Nagorno Karabakh – Part 1

Awal Desember 2011. Saya sedang berada di negara de-facto Republik Nagorno Karabakh (NKR). De-facto karena belum satu negara pun di dunia yang mengakui berdirinya negara tersebut, walaupun secara administratif terdapat Presiden dan Kabinet serta parlemen dan lembaga-lembaga penyokong pemerintahan lainnya.

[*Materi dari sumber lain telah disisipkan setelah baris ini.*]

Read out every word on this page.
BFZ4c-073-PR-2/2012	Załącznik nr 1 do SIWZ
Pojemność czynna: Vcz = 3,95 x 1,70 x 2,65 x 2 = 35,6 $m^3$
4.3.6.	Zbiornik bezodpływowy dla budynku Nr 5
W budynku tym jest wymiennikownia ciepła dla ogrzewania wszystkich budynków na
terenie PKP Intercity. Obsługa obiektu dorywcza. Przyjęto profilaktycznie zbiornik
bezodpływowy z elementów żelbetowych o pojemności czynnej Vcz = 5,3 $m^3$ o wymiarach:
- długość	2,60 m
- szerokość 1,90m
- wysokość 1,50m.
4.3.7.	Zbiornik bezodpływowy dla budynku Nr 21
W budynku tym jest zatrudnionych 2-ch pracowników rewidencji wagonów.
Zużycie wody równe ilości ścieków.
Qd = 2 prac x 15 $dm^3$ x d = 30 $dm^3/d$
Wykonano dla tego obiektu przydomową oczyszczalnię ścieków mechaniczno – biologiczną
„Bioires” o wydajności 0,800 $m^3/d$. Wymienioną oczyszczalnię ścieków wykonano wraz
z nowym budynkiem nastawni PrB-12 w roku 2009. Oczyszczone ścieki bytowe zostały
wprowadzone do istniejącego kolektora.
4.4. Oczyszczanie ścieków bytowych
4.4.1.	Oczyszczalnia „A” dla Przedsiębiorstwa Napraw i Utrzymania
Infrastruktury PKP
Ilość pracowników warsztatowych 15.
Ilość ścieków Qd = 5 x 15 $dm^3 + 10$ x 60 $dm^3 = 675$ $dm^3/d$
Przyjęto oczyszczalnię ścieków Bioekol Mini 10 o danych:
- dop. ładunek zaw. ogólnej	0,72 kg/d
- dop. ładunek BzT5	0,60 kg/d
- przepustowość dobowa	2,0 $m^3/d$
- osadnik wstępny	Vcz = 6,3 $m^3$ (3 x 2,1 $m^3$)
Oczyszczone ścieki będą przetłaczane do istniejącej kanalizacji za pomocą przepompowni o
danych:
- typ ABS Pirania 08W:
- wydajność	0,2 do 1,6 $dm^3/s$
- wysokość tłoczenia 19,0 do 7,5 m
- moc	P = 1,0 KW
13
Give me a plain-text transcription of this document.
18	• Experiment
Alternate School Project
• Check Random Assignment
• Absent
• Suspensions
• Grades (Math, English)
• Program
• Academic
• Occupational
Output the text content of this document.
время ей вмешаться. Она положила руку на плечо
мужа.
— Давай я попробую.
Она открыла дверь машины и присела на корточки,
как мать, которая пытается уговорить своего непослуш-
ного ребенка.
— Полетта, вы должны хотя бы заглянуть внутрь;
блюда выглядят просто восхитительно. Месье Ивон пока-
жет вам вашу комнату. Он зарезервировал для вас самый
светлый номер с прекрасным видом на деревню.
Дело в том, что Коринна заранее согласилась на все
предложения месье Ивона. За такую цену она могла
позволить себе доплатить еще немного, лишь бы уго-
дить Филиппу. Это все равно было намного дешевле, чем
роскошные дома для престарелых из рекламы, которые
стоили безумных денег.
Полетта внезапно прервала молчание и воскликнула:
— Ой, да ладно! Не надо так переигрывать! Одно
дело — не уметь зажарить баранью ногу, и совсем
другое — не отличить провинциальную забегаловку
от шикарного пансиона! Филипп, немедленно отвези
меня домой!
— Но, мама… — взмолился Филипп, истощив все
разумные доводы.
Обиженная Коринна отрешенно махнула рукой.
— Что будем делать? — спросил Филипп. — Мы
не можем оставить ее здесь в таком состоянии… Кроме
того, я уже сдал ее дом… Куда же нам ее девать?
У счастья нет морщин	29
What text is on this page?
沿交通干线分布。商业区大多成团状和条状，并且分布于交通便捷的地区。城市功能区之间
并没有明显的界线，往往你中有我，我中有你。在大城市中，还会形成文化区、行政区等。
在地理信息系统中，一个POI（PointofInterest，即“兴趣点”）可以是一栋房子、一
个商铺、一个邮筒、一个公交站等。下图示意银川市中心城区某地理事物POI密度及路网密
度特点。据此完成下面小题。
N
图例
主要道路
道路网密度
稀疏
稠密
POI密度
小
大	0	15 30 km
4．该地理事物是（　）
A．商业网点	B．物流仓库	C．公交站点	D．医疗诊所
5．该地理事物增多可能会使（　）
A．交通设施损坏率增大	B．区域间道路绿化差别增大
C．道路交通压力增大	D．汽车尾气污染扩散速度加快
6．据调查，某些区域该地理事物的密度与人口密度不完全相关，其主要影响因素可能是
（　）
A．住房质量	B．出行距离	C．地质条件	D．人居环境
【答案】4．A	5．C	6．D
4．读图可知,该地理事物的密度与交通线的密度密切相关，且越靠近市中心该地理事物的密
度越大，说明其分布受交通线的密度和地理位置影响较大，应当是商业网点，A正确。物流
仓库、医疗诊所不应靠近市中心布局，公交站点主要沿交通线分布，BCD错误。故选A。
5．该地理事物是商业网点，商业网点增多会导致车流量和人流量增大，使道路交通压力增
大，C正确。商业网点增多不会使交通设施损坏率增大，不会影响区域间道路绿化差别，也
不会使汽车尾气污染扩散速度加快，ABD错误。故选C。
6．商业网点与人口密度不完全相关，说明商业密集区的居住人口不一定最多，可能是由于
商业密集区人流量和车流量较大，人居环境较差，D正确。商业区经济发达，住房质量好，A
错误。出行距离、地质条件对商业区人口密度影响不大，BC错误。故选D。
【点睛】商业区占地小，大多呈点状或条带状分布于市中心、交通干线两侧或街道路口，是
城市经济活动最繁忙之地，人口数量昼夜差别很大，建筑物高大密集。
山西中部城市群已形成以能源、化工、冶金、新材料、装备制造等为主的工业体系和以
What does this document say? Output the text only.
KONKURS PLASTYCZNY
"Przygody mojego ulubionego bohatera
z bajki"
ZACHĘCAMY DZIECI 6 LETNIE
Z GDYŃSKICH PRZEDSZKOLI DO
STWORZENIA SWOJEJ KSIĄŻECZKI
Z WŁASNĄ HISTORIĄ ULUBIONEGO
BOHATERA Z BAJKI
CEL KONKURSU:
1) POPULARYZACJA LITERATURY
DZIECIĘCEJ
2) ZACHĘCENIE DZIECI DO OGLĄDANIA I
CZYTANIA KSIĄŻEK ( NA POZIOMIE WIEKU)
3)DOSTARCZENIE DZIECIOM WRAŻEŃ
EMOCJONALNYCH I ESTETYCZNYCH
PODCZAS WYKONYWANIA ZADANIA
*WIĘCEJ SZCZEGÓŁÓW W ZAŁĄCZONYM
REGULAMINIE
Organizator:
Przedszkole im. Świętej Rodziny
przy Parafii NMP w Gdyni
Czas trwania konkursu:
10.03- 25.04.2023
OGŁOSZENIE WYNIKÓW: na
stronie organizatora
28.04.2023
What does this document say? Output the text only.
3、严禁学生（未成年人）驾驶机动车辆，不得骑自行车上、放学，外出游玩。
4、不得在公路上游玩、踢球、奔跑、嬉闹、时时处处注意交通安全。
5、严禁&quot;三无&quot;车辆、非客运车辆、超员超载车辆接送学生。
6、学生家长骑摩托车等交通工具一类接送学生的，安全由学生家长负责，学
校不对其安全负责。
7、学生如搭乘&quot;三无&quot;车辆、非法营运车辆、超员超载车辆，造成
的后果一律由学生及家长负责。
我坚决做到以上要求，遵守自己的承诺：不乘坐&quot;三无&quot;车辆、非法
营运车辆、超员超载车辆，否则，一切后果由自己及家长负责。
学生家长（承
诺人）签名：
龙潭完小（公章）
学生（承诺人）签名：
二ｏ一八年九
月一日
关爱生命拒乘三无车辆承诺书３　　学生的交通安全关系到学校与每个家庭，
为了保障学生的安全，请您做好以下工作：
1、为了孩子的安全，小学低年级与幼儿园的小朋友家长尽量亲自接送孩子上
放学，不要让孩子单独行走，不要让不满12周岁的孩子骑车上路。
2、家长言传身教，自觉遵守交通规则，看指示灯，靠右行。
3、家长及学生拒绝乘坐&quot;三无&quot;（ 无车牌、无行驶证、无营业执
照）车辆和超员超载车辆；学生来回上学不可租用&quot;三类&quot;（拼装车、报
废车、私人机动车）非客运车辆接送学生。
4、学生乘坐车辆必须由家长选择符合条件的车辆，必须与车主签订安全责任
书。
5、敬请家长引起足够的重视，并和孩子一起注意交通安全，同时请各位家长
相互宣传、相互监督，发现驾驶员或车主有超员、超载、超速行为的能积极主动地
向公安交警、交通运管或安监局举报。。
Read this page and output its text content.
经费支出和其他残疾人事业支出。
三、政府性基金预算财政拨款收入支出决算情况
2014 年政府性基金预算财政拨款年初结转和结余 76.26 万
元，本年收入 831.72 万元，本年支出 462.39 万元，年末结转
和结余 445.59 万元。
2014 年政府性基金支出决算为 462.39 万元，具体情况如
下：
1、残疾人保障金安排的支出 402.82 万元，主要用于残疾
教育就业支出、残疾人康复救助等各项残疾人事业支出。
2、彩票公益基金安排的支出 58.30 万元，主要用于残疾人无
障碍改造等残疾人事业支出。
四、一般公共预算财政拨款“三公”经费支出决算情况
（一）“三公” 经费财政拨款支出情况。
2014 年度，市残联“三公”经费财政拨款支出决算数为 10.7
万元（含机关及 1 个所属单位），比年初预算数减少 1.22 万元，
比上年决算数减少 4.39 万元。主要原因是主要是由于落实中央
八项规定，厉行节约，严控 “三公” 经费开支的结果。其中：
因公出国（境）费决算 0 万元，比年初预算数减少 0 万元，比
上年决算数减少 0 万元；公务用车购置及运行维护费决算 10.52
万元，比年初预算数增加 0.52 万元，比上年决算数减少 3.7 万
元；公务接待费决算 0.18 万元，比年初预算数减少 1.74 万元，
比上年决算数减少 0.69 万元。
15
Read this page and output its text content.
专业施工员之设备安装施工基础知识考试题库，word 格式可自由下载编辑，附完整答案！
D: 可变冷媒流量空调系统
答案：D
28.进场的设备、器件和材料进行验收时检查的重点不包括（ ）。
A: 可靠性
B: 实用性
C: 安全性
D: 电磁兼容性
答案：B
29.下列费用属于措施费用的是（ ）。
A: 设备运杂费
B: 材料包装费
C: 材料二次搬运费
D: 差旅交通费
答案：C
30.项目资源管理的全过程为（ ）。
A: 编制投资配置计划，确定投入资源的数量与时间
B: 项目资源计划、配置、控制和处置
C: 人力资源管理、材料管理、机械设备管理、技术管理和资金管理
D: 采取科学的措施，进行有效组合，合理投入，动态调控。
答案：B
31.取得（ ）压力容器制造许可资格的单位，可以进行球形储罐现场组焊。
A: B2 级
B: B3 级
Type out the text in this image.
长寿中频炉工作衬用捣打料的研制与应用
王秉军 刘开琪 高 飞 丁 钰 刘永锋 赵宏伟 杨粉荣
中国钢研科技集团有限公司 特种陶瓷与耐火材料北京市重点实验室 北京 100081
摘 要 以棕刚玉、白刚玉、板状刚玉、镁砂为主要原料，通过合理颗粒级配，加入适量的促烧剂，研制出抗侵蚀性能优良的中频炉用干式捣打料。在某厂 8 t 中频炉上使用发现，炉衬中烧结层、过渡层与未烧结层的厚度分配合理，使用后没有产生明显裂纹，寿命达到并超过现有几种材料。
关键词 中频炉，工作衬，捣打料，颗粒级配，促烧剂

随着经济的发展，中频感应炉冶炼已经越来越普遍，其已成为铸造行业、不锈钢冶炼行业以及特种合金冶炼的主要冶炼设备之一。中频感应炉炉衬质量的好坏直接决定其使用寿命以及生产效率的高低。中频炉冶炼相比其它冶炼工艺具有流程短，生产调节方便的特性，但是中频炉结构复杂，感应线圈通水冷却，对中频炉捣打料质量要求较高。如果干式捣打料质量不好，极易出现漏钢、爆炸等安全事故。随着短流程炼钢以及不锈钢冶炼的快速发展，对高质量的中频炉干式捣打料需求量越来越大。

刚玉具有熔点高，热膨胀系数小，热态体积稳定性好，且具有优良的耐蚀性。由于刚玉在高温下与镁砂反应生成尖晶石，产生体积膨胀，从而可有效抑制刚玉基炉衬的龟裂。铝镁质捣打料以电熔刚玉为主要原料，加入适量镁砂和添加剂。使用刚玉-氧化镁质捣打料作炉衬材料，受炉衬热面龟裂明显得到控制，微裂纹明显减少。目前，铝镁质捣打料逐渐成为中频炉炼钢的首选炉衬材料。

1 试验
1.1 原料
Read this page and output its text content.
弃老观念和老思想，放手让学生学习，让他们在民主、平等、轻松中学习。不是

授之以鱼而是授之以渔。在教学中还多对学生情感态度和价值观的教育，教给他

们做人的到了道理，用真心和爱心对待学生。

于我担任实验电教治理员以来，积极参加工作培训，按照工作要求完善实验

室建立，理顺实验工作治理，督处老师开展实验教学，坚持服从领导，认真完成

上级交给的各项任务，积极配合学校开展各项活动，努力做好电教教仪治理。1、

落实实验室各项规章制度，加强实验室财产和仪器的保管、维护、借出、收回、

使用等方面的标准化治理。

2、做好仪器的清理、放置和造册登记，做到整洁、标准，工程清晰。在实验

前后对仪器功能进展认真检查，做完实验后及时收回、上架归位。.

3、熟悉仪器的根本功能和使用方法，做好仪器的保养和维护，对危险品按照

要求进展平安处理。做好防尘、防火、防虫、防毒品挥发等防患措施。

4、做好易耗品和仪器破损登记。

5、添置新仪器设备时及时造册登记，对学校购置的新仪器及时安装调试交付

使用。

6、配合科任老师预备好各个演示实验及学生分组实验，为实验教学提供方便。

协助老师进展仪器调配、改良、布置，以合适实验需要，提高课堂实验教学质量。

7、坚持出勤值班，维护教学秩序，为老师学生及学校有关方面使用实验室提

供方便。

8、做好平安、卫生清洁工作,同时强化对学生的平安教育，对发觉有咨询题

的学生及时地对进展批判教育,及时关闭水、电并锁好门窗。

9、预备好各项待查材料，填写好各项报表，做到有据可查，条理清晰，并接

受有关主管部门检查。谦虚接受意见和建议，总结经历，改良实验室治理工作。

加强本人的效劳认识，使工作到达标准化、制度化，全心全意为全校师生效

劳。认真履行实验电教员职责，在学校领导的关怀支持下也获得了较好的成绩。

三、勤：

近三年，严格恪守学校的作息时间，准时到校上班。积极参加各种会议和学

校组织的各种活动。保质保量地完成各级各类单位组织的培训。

Jalur masuk ke NKR hanya bisa dilalui lewat Armenia, negara ex-Soviet dengan penerbangan lanjutan dari Dubai. Paspor hijau Indonesia sangatlah asing bagi petugas imigrasi di Zvartnots airport – Yerevan, ibu kota Armenia, sehingga saya harus di interogasi selama satu jam oleh 3 orang petugas. Maklumlah secara resmi Armenia masih berperang dengan Azerbaijan dan Turki sementara Indonesia tidak memiliki kedutaan di Armenia. Ketika mendaftar visa turis, petugas bilang bahwa sebelumnya baru ada 2 orang Indonesia yg mengunjungi Armenia, dengan visa undangan, mereka adalah mahasiswa yang menikah dengan orang Armenia dan seorang temannya. Selebihnya adalah beberapa orang diplomat yang menghadiri undangan Presiden untuk urusan kenegaraan.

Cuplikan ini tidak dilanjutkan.